MPLIKASI KEBIJAKAN/SOLUSI
(1) Untuk antisipasi serangan OPT di masa yang akan datang, sistem peringatan dini (early warning system) perlu dibangun. Pembangunan sistem informasi iklim dan serangan OPT menjadi sangat penting. Pengembangan jejaring informasi serangan OPT (pest and diseases forecasting network) perlu dilakukan dan harus menjadi kebijakan yang dikedepankan. Jejaring ini didukung dengan data dan informasi spasial dari citra maupun data dan informasi iklim dari stasiun iklim serta informasi serangan OPT dari Dinas Pertanian Kabupaten/Kota yang telah dikompilasi di tingkat nasional di Direktorat Perlindungan Tanaman, Ditjen Tanaman Pangan, Departemen Pertanian.
Sekolah lapang pengendalian hama terpadu (SLPHT) bagi petani dan kelompok tani merupakan kegiatan peningkatan kapasitas yang masih sangat relevan untuk dilakukan hingga saat ini.

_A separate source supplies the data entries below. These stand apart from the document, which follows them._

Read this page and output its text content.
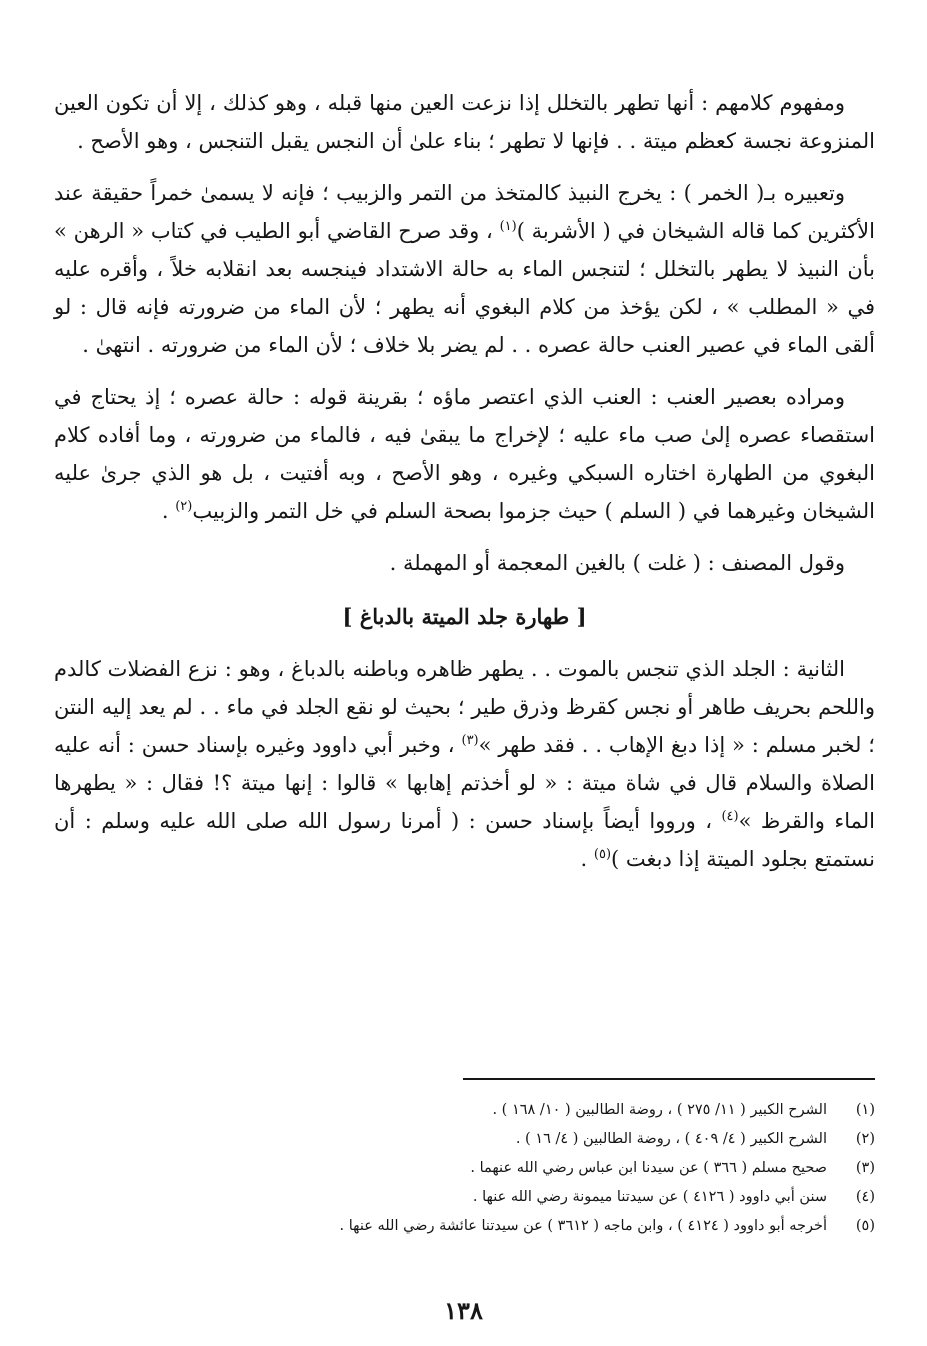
ومفهوم كلامهم : أنها تطهر بالتخلل إذا نزعت العين منها قبله ، وهو كذلك ، إلا أن تكون العين المنزوعة نجسة كعظم ميتة . . فإنها لا تطهر ؛ بناء علىٰ أن النجس يقبل التنجس ، وهو الأصح .

وتعبيره بـ( الخمر ) : يخرج النبيذ كالمتخذ من التمر والزبيب ؛ فإنه لا يسمىٰ خمراً حقيقة عند الأكثرين كما قاله الشيخان في ( الأشربة )$^{(١)}$ ، وقد صرح القاضي أبو الطيب في كتاب « الرهن » بأن النبيذ لا يطهر بالتخلل ؛ لتنجس الماء به حالة الاشتداد فينجسه بعد انقلابه خلاً ، وأقره عليه في « المطلب » ، لكن يؤخذ من كلام البغوي أنه يطهر ؛ لأن الماء من ضرورته فإنه قال : لو ألقى الماء في عصير العنب حالة عصره . . لم يضر بلا خلاف ؛ لأن الماء من ضرورته . انتهىٰ .

ومراده بعصير العنب : العنب الذي اعتصر ماؤه ؛ بقرينة قوله : حالة عصره ؛ إذ يحتاج في استقصاء عصره إلىٰ صب ماء عليه ؛ لإخراج ما يبقىٰ فيه ، فالماء من ضرورته ، وما أفاده كلام البغوي من الطهارة اختاره السبكي وغيره ، وهو الأصح ، وبه أفتيت ، بل هو الذي جرىٰ عليه الشيخان وغيرهما في ( السلم ) حيث جزموا بصحة السلم في خل التمر والزبيب$^{(٢)}$ .

وقول المصنف : ( غلت ) بالغين المعجمة أو المهملة .

[ طهارة جلد الميتة بالدباغ ]

الثانية : الجلد الذي تنجس بالموت . . يطهر ظاهره وباطنه بالدباغ ، وهو : نزع الفضلات كالدم واللحم بحريف طاهر أو نجس كقرظ وذرق طير ؛ بحيث لو نقع الجلد في ماء . . لم يعد إليه النتن ؛ لخبر مسلم : « إذا دبغ الإهاب . . فقد طهر »$^{(٣)}$ ، وخبر أبي داوود وغيره بإسناد حسن : أنه عليه الصلاة والسلام قال في شاة ميتة : « لو أخذتم إهابها » قالوا : إنها ميتة ؟! فقال : « يطهرها الماء والقرظ »$^{(٤)}$ ، ورووا أيضاً بإسناد حسن : ( أمرنا رسول الله صلى الله عليه وسلم : أن نستمتع بجلود الميتة إذا دبغت )$^{(٥)}$ .

(١)
الشرح الكبير ( ١١/ ٢٧٥ ) ، روضة الطالبين ( ١٠/ ١٦٨ ) .
(٢)
الشرح الكبير ( ٤/ ٤٠٩ ) ، روضة الطالبين ( ٤/ ١٦ ) .
(٣)
صحيح مسلم ( ٣٦٦ ) عن سيدنا ابن عباس رضي الله عنهما .
(٤)
سنن أبي داوود ( ٤١٢٦ ) عن سيدتنا ميمونة رضي الله عنها .
(٥)
أخرجه أبو داوود ( ٤١٢٤ ) ، وابن ماجه ( ٣٦١٢ ) عن سيدتنا عائشة رضي الله عنها .
١٣٨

Untuk lebih memberdayakan petani dan kelompok tani dalam mengatasi permasalahan serangan OPT, SLPHT telah ditingkatkan menjadi sekolah lapang iklim (SLI) bahkan berkembang menjadi Sekolah Lapang Pengelolaan Tanaman dan Sumberdaya Terpadu (SLPTT) dan Sekolah Lapang Pertanian.
(2) Untuk operasionalisasi implementasi sistem peringatan dini serangan OPT perlu ditunjang kelembagaan yang tepat dan kuat. Berbagai stakeholder terkait seperti Direktorat Perlindungan Tanaman, Balai Penelitian Agroklimat dan Hidrologi, Dinas Pertanian Kabupaten/Kota, BKMG, BPTPH, Kelopok Tani dan Pelaku Agribisnis lainnya perlu dilibatkan.
(3) Penelitian dan pengembangan tentang prediksi iklim serta pemodelannya harus terus dilakukan untuk mendukung peningkatan akurasi prediksi serangan OPT di masa yang akan datang.